Fight for Your Life

Resist the urge to tidy; read your Bible instead!
Bible time trumps tidy-up time! Resist the urge!

A friend of mine was recently working on an Intensive Care Ward in a hospital.  She told me she was really struck by the human survival instinct: bodies everywhere, usually unable to breathe by themselves, often unable to communicate, often with very little hope of a decent quality of life.  But still they fight.  And their families fight for them.  She made the powerful observation that actually our spiritual lives are more precious than our physical lives and yet we often don’t have that same level of spiritual survival instinct.  Do we fight for our spiritual lives with as much passion and determination as those poor Intensive Care patients?

When I was pregnant with our first child, we went to visit some very experienced and wonderful parents to attempt to find out what we were letting ourselves in for.  We talked a bit with them about trying to fit in a ‘quiet time’ (daily devotional/bible reading time) once you’re a mum.  They said they’d heard a pastor once say that the only people in the church who have an excuse not to do a daily quiet time are mums with young children.  Now I know what the pastor means, because it seems to be uniquely hard to fit it in once you have a baby, especially in the early weeks.  But at the time I thought it seemed a bit unfair on mums.  Surely they need God’s word in their lives every day, just like everyone else in the church.  So giving them an excuse not to read their Bible seemed almost to be cheating them out of the chance to be spiritually nourished each day.  And usually when I look back on things my pre-motherhood self said about motherhood, I point and laugh and say ‘Ha! Idiot!’ but in this case I think I had a point!  But as I’ve got deeper and deeper into sleep-deprived motherhood, I’ve often lost sight of that and fallen back on the excuse: ‘Um… I’ve got a baby.’

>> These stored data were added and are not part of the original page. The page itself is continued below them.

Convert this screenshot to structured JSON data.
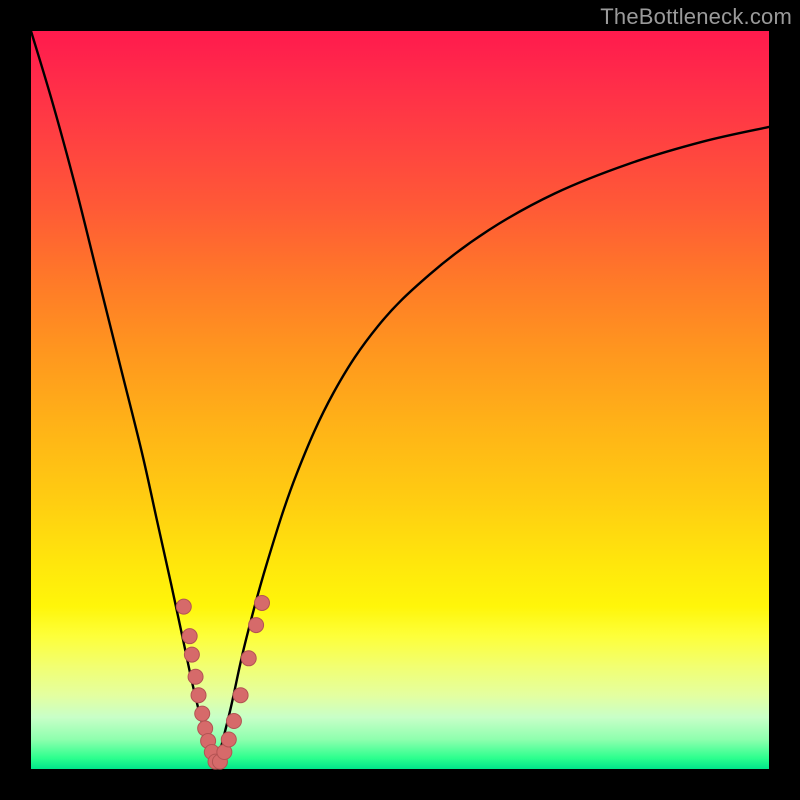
{
  "watermark": "TheBottleneck.com",
  "colors": {
    "curve": "#000000",
    "marker_fill": "#d66a6a",
    "marker_stroke": "#b35353",
    "frame": "#000000"
  },
  "chart_data": {
    "type": "line",
    "title": "",
    "xlabel": "",
    "ylabel": "",
    "xlim": [
      0,
      100
    ],
    "ylim": [
      0,
      100
    ],
    "note": "Axes have no tick labels; values are estimated as percent of plot area. y=0 at bottom, y=100 at top.",
    "series": [
      {
        "name": "left-branch",
        "x": [
          0,
          3,
          6,
          9,
          12,
          15,
          17,
          19,
          20.5,
          22,
          23.5,
          25
        ],
        "y": [
          100,
          90,
          79,
          67,
          55,
          43,
          34,
          25,
          18,
          11,
          5,
          0
        ]
      },
      {
        "name": "right-branch",
        "x": [
          25,
          27,
          29,
          32,
          36,
          41,
          47,
          54,
          62,
          71,
          81,
          91,
          100
        ],
        "y": [
          0,
          8,
          17,
          28,
          40,
          51,
          60,
          67,
          73,
          78,
          82,
          85,
          87
        ]
      }
    ],
    "markers": {
      "name": "dots",
      "points": [
        {
          "x": 20.7,
          "y": 22.0
        },
        {
          "x": 21.5,
          "y": 18.0
        },
        {
          "x": 21.8,
          "y": 15.5
        },
        {
          "x": 22.3,
          "y": 12.5
        },
        {
          "x": 22.7,
          "y": 10.0
        },
        {
          "x": 23.2,
          "y": 7.5
        },
        {
          "x": 23.6,
          "y": 5.5
        },
        {
          "x": 24.0,
          "y": 3.8
        },
        {
          "x": 24.5,
          "y": 2.3
        },
        {
          "x": 25.0,
          "y": 1.0
        },
        {
          "x": 25.6,
          "y": 1.0
        },
        {
          "x": 26.2,
          "y": 2.3
        },
        {
          "x": 26.8,
          "y": 4.0
        },
        {
          "x": 27.5,
          "y": 6.5
        },
        {
          "x": 28.4,
          "y": 10.0
        },
        {
          "x": 29.5,
          "y": 15.0
        },
        {
          "x": 30.5,
          "y": 19.5
        },
        {
          "x": 31.3,
          "y": 22.5
        }
      ]
    }
  }
}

So how important is it that we feed on God’s word?  Let’s see what God’s word says about it:

These are the commands, decrees and laws the LORD your God directed me [Moses] to teach you to observe in the land that you are crossing the Jordan to possess, so that you, your children and their children after them may fear the LORD your God as longs as you live by keeping all his decrees and commands that I give you, and so that you may enjoy long life…  These commandments that I give you today are to be upon your hearts… Tie them as symbols on your hands and bind them on your foreheads.  Write them on the door frames of your house and on your gates.  Deuteronomy 6:1-2; 6; 8-9.

Here God’s people, freshly free from slavery in Egypt, are being told to remember God’s word.  And they won’t easily remember!  I think when he says, ‘stick it to your forehead; wallpaper your house with it,’ he is implying that you can’t rely on remembering the last sermon you heard (which was probably three weeks ago).

And Jesus himself quoted this same speech from Moses when he was tempted by Satan in the desert: ‘It is written: “Man does not live on bread alone, but on every word that comes from the mouth of God.”’ (Matt 4:4) To Jesus, God’s word was more important than food.  Do you believe this too?

I need to remember than amidst the battle against the washing up and the battle against the dirty laundry and the battle against the clock in the morning, there is a much greater battle taking place.  Whether I like it or not, every day I’m in a spiritual battle: Be alert and of sober mind.  Your enemy the devil prowls around like a roaring lion looking for someone to devour.’ 1 Peter 5:8.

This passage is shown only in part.